Enquanto dois vereadores pisam nos dois barcos e expõem dúvidas sobre de que lado estão, as duas vereadoras do PT têm decisão pressionada por adesão de Jô Cavalcanti (PSOL), primeira vereadora de esquerda explicitamente favorável às investigações
O avanço na coleta das assinaturas para a CPI do Fura Fila na Câmara do Recife – o requerimento já tem 12 assinaturas faltando apenas uma para obrigar a instauração do colegiado – joga um canhão de luz sobre os demais representantes municipais, especificamente quatro deles, tanto pela relação partidária quanto pela coerência perante seus posicionamentos políticos. Enquanto Gilberto Alves (PRD) e Júnior Bocão (PSD) compõem partidariamente a base de oposição, as vereadoras Liana Cirne (PT) e Kari Santos (PT) têm atuação ativa junto à opinião pública, o que aumenta a pressão sobre elas a partir da assinatura da vereadora Jô Cavalcanti (PSOL), também da esquerda.
O requerimento é de autoria do vereador Thiago Medina (PL) e teve imediatamente a adesão de mais sete vereadores, como Eduardo Moura (Novo), Gilson Filho (PL) e Felipe Alecrim (Novo).
De acordo com matéria publicada com exclusividade pelo site “Bastidor.pe” nessa terça-feira (10), nos bastidores já seriam “favas contadas” as assinaturas de 15 vereadores nos próximos dias, o que inevitavelmente levaria à abertura da CPI.

Por ironia, Júnior Bocão foi um dos dois únicos vereadores eleitos pelo partido presidido pela governadora Raquel Lyra (PSD) e participou da coligação que tinha como candidato o atual secretário de Meio Ambiente do Estado, Daniel Coelho (PSD), à Prefeitura, com quem tem ligação.

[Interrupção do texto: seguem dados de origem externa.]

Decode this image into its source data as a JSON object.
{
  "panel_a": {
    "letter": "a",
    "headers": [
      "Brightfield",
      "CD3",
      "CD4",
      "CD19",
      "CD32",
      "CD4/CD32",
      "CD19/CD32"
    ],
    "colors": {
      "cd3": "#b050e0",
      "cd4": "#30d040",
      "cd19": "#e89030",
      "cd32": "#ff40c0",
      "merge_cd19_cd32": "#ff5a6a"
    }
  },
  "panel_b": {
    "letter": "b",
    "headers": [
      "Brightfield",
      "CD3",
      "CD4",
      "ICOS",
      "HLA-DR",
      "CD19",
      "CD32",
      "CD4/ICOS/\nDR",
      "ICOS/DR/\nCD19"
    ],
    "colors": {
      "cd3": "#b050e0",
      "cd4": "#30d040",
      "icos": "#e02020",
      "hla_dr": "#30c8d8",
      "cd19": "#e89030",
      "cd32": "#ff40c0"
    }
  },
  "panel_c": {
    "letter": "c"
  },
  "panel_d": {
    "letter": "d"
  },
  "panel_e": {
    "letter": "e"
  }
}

Seu partido, portanto, é um dos principais articuladores da oposição à Prefeitura do Recife, assim como o PSB de João Campos articula contra a governadora na Assembleia Legislativa.
Mesmo pertencendo ao partido da governadora, Bocão ainda não assinou a CPI. Ele mantém postura de governista, inclusive tendo participado de um evento ao lado do prefeito João Campos (PSB), registrado em fotos com abraços e aproximações, um dia após a vitória do prefeito no processo de reeleição há um ano e meio.

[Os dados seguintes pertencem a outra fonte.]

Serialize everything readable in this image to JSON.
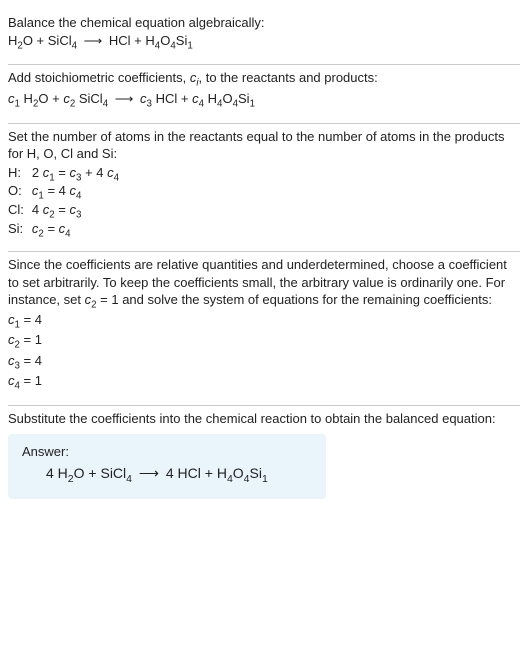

No caso de Gilberto Alves, o vereador é filiado ao partido do vice-líder do governo na Assembleia Legislativa Joãozinho Tenório, com quem teria ligação política. Seu grupo tem participação no governo estadual, tendo seu irmão gêmeo, João Batista, ocupado por mais de um ano a presidência da Junta Comercial do Estado de Pernambuco (Jucepe), tendo sido promovido à secretário executivo da Casa Civil da administração estadual esta semana. Gilberto e Bocão foram contra a instauração do processo de impeachment e ainda não assinaram o requerimento pela CPI.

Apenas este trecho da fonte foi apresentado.